Liputan6.com, Jakarta - Belasan orangtua korban vaksin palsu di RS Harapan Bunda mendatangi kantor Komisi Perlindungan Anak Indonesia (KPAI). Mereka meminta bantuan KPAI untuk memediasi dengan pihak rumah sakit.
Ketua KPAI Asrorun Ni'am Sholeh mengatakan, pihaknya langsung membentuk tim mediator yang dipimpin Komisioner KPAI Titik Heriati. Langkah pertama yang harus dipastikan adalah menjamin keamanan dan keselamatan anak korban vaksin palsu.
"Mediasi penyelesaian masalah ini konsentrasi pertama adalah memastikan keamanan dan keselamatan anak. Kedua kalau ada masalah hukum silakan penyelesaian aspek hukum," kata Ni'am di Kantor KPAI, Jakarta, Kamis (21/7/2016).
Advertisement
Dari pengaduan yang disampaikan orangtua, KPAI melihat ada kebuntuan komunikasi antara pasien dengan rumah sakit. Pihak rumah sakit sampai saat ini dinilai tidak membuka diri kepada pasien bahkan untuk meminta rekam medis.
"Jangankan mencari solusi, komunikasi saja buntu. KPAI akan menjadi pemecah kebuntuan ini. Hari ini kita layangkan surat ke RS Harapan Bunda dan Kemenkes," kata dia.
Menurut Ni'am, masalah ini tidak hanya berhenti pada rumah sakit. Permasalahan lebih besar, pemerintah juga harus bertanggung jawab terutama pada pengawasan dan kepastian tidak ada lagi vaksin palsu yang beredar.

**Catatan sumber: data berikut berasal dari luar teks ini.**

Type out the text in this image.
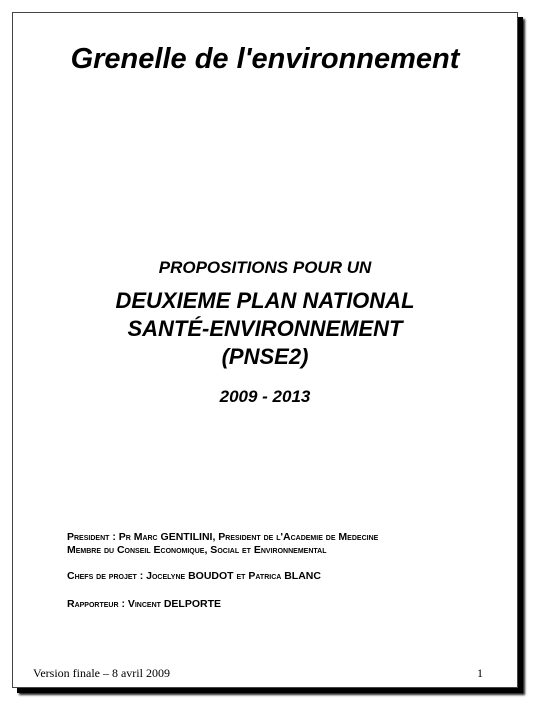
Grenelle de l'environnement
PROPOSITIONS POUR UN
DEUXIEME PLAN NATIONAL
SANTÉ-ENVIRONNEMENT
(PNSE2)
2009 - 2013
President : Pr Marc GENTILINI, President de l'Academie de Medecine
Membre du Conseil Economique, Social et Environnemental
Chefs de projet : Jocelyne BOUDOT et Patrica BLANC
Rapporteur : Vincent DELPORTE
Version finale – 8 avril 2009	1
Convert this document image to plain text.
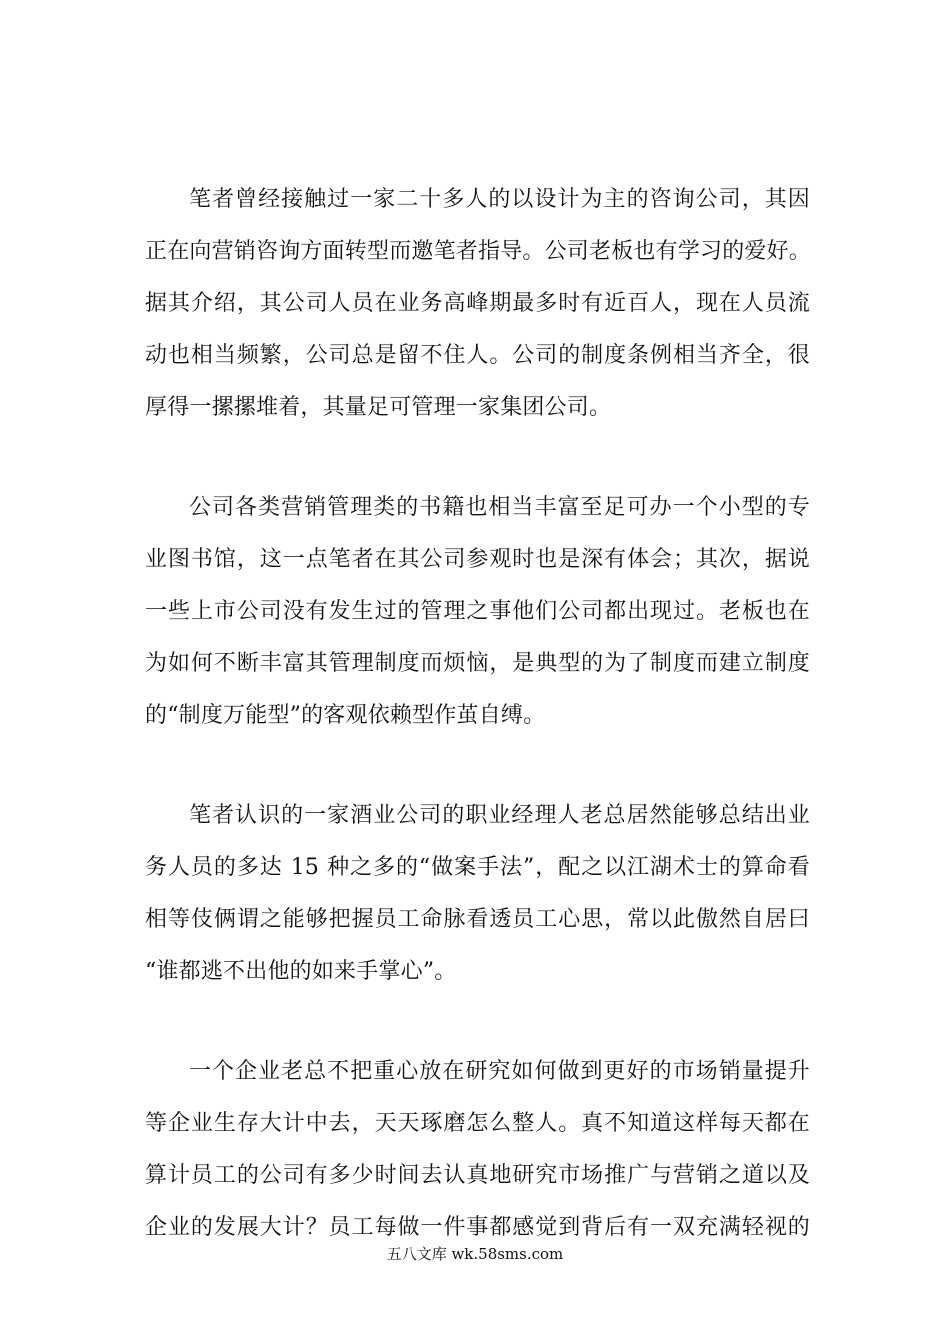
笔者曾经接触过一家二十多人的以设计为主的咨询公司，其因
正在向营销咨询方面转型而邀笔者指导。公司老板也有学习的爱好。
据其介绍，其公司人员在业务高峰期最多时有近百人，现在人员流
动也相当频繁，公司总是留不住人。公司的制度条例相当齐全，很
厚得一摞摞堆着，其量足可管理一家集团公司。
公司各类营销管理类的书籍也相当丰富至足可办一个小型的专
业图书馆，这一点笔者在其公司参观时也是深有体会；其次，据说
一些上市公司没有发生过的管理之事他们公司都出现过。老板也在
为如何不断丰富其管理制度而烦恼，是典型的为了制度而建立制度
的“制度万能型”的客观依赖型作茧自缚。
笔者认识的一家酒业公司的职业经理人老总居然能够总结出业
务人员的多达 15 种之多的“做案手法”，配之以江湖术士的算命看
相等伎俩谓之能够把握员工命脉看透员工心思，常以此傲然自居曰
“谁都逃不出他的如来手掌心”。
一个企业老总不把重心放在研究如何做到更好的市场销量提升
等企业生存大计中去，天天琢磨怎么整人。真不知道这样每天都在
算计员工的公司有多少时间去认真地研究市场推广与营销之道以及
企业的发展大计？员工每做一件事都感觉到背后有一双充满轻视的
五八文库 wk.58sms.com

"Isu vaksin palsu tidak berhenti pada aspek legal pemalsuannya, tapi tanggung jawab negara, jaminan hak hidup dan kelangsungan hidup anak. Itu konstitusi," ujar Ni'am.
Karena itu, pihaknya terus berkomunikasi dengan Kementerian Kesehatan dan BPOM terkait masalah ini. Terutama memastikan kebijakan vaksin ulang benar-benar dijalankan dengan baik hingga tingkat bawah.
"Kita sudah komunikasi dengan Dirjen Pencegahan dan Pengendalian Penyakit mencari solusi substabsial, bukan me-report tapi di bawah jangan sampai tidak tepat sasaran," Ni'am memungkas.